Date Published: May 21, 2013
Publisher: Blackwell Publishing Ltd
Author(s): Jeroen Pijpe, Alex Voogt, Mannis Oven, Peter Henneman, Kristiaan J Gaag, Manfred Kayser, Peter Knijff.
The Maldives are an 850 km-long string of atolls located centrally in the northern Indian Ocean basin. Because of this geographic situation, the present-day Maldivian population has potential for uncovering genetic signatures of historic migration events in the region. We therefore studied autosomal DNA-, mitochondrial DNA-, and Y-chromosomal DNA markers in a representative sample of 141 unrelated Maldivians, with 119 from six major settlements. We found a total of 63 different mtDNA haplotypes that could be allocated to 29 mtDNA haplogroups, mostly within the M, R, and U clades. We found 66 different Y-STR haplotypes in 10 Y-chromosome haplogroups, predominantly H1, J2, L, R1a1a, and R2. Parental admixture analysis for mtDNA- and Y-haplogroup data indicates a strong genetic link between the Maldive Islands and mainland South Asia, and excludes significant gene flow from Southeast Asia. Paternal admixture from West Asia is detected, but cannot be distinguished from admixture from South Asia. Maternal admixture from West Asia is excluded. Within the Maldives, we find a subtle genetic substructure in all marker systems that is not directly related to geographic distance or linguistic dialect. We found reduced Y-STR diversity and reduced male-mediated gene flow between atolls, suggesting independent male founder effects for each atoll. Detected reduced female-mediated gene flow between atolls confirms a Maldives-specific history of matrilocality. In conclusion, our new genetic data agree with the commonly reported Maldivian ancestry in South Asia, but furthermore suggest multiple, independent immigration events and asymmetrical migration of females and males across the archipelago. Am J Phys Anthropol 151:58–67, 2013. © 2013 Wiley Periodicals, Inc.

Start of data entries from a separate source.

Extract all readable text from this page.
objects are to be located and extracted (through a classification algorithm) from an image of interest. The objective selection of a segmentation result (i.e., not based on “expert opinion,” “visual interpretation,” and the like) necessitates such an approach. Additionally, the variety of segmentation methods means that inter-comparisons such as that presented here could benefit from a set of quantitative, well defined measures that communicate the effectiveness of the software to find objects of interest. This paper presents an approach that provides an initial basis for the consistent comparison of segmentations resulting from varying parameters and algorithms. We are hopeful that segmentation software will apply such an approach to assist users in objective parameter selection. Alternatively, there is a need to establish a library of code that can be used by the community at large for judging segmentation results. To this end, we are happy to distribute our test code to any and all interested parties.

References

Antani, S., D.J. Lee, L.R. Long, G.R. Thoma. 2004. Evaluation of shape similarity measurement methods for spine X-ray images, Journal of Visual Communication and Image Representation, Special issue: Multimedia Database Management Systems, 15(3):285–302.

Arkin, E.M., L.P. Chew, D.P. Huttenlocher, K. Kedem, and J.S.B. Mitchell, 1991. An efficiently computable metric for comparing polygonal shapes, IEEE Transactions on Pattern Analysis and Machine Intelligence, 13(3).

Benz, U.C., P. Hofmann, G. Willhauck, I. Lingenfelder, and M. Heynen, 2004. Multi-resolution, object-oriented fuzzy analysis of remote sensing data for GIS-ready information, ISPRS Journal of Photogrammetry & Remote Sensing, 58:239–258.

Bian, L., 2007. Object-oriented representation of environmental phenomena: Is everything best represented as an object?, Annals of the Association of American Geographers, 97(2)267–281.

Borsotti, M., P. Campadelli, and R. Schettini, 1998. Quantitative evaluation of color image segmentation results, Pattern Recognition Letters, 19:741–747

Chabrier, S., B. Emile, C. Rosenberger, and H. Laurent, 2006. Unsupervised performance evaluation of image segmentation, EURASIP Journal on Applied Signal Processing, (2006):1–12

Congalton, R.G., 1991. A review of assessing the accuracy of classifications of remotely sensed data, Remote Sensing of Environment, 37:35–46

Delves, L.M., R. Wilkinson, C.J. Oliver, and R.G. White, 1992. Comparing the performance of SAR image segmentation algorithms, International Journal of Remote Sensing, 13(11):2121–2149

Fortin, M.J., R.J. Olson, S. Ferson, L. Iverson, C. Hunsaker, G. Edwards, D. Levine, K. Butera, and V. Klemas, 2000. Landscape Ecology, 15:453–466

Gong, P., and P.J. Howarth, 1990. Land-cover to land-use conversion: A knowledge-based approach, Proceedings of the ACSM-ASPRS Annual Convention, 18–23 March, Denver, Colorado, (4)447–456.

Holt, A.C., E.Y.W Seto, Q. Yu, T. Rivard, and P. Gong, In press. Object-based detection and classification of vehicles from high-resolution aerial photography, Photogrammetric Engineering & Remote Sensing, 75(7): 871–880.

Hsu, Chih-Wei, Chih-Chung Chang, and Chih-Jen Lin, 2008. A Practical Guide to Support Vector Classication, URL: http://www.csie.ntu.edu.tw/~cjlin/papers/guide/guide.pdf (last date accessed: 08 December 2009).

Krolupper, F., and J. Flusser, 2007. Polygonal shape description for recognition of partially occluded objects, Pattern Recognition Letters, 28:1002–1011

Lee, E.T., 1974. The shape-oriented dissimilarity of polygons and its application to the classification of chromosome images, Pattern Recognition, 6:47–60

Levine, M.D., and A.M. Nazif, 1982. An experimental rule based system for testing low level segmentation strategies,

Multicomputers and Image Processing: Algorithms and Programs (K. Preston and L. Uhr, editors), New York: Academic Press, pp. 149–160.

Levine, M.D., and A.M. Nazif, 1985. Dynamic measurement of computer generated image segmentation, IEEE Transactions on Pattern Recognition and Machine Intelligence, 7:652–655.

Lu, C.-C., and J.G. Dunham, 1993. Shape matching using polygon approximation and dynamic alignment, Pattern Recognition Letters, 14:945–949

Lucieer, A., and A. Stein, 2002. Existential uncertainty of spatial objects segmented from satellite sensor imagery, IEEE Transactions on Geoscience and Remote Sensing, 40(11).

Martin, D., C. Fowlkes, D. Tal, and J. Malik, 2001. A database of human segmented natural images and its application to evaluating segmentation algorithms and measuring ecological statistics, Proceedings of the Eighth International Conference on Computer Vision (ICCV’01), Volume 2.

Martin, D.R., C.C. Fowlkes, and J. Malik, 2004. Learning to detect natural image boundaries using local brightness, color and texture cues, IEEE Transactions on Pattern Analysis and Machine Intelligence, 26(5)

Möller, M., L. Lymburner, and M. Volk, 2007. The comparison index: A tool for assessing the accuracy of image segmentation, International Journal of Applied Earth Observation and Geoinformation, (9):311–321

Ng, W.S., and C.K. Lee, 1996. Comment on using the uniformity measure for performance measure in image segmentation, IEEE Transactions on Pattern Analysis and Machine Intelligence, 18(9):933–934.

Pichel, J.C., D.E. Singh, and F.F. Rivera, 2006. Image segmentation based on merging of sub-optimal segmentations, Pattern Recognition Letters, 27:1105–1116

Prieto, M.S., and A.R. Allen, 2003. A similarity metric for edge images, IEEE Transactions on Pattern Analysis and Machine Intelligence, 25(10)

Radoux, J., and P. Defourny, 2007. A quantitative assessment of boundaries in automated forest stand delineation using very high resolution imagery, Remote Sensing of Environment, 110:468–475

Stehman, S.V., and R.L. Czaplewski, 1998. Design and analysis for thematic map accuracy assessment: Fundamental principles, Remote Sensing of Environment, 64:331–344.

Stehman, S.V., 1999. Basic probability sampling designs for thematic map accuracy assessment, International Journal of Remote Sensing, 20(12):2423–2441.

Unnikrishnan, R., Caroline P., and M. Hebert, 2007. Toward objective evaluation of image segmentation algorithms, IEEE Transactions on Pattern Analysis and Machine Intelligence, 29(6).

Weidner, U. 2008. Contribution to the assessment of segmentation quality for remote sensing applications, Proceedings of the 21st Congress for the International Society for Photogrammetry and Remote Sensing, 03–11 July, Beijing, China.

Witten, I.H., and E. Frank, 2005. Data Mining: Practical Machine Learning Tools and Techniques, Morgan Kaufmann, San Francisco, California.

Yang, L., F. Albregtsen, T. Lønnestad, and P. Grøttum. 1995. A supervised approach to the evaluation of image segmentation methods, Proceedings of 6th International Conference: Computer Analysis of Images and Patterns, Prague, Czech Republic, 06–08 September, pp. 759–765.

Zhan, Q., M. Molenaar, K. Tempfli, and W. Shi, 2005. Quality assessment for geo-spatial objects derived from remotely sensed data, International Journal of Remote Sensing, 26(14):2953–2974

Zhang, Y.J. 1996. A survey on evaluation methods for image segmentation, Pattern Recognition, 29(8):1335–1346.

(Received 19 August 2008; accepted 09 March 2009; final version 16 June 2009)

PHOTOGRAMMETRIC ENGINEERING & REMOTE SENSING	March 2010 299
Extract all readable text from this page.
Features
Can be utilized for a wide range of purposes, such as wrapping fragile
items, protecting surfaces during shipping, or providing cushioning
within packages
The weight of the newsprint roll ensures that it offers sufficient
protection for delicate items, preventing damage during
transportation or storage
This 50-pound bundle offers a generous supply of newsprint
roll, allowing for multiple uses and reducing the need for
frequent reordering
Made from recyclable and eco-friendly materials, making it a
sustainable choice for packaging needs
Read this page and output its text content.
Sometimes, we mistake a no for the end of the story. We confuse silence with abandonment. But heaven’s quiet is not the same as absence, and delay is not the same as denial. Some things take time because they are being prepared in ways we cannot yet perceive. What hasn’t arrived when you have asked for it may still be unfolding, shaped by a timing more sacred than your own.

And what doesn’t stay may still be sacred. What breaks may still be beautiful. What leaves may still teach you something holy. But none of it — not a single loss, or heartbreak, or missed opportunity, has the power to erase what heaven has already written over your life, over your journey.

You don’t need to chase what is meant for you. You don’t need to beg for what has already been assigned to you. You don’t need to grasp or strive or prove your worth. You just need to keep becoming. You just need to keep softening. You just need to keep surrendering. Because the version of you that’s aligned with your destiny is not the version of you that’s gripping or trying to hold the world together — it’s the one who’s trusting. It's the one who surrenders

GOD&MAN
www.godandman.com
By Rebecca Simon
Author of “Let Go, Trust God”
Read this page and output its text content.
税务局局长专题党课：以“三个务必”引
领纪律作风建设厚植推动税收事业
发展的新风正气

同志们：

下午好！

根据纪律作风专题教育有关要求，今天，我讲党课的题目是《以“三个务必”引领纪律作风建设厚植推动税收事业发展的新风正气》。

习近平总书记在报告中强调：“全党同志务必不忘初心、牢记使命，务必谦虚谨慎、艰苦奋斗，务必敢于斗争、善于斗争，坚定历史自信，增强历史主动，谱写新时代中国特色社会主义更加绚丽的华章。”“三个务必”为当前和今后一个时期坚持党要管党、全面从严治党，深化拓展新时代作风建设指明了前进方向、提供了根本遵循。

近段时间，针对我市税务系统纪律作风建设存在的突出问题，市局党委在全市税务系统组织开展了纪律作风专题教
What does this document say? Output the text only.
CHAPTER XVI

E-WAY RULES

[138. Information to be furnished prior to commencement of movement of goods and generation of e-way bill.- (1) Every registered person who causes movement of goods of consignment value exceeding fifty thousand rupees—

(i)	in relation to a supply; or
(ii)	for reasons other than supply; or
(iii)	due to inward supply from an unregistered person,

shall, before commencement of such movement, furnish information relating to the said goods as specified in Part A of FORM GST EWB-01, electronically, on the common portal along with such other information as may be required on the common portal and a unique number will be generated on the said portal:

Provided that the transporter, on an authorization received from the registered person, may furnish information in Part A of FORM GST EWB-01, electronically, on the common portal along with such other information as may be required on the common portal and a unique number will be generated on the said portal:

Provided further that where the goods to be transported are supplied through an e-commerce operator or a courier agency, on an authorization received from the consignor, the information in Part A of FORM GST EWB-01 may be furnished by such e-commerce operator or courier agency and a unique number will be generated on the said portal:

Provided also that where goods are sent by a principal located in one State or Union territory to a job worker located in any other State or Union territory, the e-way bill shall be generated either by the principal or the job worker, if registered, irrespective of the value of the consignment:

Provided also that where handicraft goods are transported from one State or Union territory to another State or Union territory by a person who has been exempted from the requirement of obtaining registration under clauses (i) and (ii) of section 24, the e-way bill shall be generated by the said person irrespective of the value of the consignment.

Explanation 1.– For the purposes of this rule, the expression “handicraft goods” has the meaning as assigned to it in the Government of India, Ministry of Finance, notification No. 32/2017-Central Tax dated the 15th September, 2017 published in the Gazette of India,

We report a strong genetic link between the Maldives Islands and the Indian sub-continent. We exclude the sharing of haplogroups between Southeast Asia and the Maldives, which questions the previously suggested central role of a Maldive Islands’ stopping point for migration from South East Asia to Madagascar. The Maldives were more likely used for supplies than for settling a population, which is no surprise considering the limited landmass of coral atolls. We also dismiss female-mediated gene flow from West Asia. Male-mediated gene flow from West Asia to the Maldives could have occurred, although it cannot be separated from such gene flow through South Asia. The wide range of Y-chromosomal and mtDNA haplogroups mirrors the haplogroup diversity in South Asia. We find a subtle substructure within the Maldives that is not directly related to geographic distance or dialect. Reduced diversity of Y-chromosomal markers on each atoll combined with reduced male-mediated gene flow between atolls suggests independent founder effects for each atoll. Reduced female-mediated gene flow between atolls confirms a Maldives-specific history of matrilocality.